String file = "c:\\adsproj\\"+a+b+".txt";
new writethreader(file,virtual_buffer[a][b]); // DOING THE ACTUAL WRITE PART IN A THREAD.
virtual_buffer[a][b]="";
}
}
}
class writethreader implements Runnable
{
Thread t;
String name, data;
writethreader(String name, String data)
{
this.name = name;
this.data = data;
t = new Thread(this);
t.start();
}
public void run()
{
try{
File f = new File(name);
if(!f.exists())f.createNewFile();
FileWriter fstream = new FileWriter(name,true); //APPEND MODE
fstream.write(data);
fstream.flush(); fstream.close();
}
catch(Exception e){}
}
}
Consider using VisualVM to pinpoint the bottlenecks. Everything else below is based on guesswork - and performance guesswork is often really, really wrong.

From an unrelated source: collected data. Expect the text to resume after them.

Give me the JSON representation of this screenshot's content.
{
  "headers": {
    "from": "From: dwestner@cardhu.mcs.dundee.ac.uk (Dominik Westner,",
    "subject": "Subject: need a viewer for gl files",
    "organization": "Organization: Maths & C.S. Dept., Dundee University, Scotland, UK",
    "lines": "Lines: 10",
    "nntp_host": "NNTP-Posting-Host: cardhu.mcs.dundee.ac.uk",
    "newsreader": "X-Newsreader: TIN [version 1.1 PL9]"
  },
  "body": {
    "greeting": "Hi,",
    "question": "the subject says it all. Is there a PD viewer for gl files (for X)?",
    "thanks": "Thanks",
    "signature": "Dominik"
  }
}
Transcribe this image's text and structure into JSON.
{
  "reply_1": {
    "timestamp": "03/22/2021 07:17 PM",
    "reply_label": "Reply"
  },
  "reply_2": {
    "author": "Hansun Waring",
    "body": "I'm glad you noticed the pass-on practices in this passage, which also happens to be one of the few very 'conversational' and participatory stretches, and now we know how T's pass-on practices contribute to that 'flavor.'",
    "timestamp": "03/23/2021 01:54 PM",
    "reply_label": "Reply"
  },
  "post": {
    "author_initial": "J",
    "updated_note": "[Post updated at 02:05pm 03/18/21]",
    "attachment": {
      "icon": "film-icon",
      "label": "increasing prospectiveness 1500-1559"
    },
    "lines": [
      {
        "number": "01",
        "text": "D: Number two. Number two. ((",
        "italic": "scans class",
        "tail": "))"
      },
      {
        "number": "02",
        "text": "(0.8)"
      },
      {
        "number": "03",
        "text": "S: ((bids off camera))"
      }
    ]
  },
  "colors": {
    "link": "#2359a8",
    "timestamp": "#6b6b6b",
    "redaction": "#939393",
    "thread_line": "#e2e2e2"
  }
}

I think you have two issues with your write strategy.
The first is that you're starting a new thread on each write; the second is that you're re-opening the file on each write.
The thread problem is especially bad, I think, because I don't see anything preventing one thread writing on a file from overlapping with another. What happens then? Frankly, I don't know - but I doubt it's good.
Consider, instead, creating an array of open files for all 100. Your OS may have a problem with this - but I think probably not. Then create a queue of work for each file. Create a set of worker threads (100 is too many - think 10 or so) where each "owns" a set of files that it loops through, outputting and emptying the queue for each file. Pay attention to the interthread interaction between queue reader and writer - use an appropriate queue class.
I would throw away the entire requirement and use a database.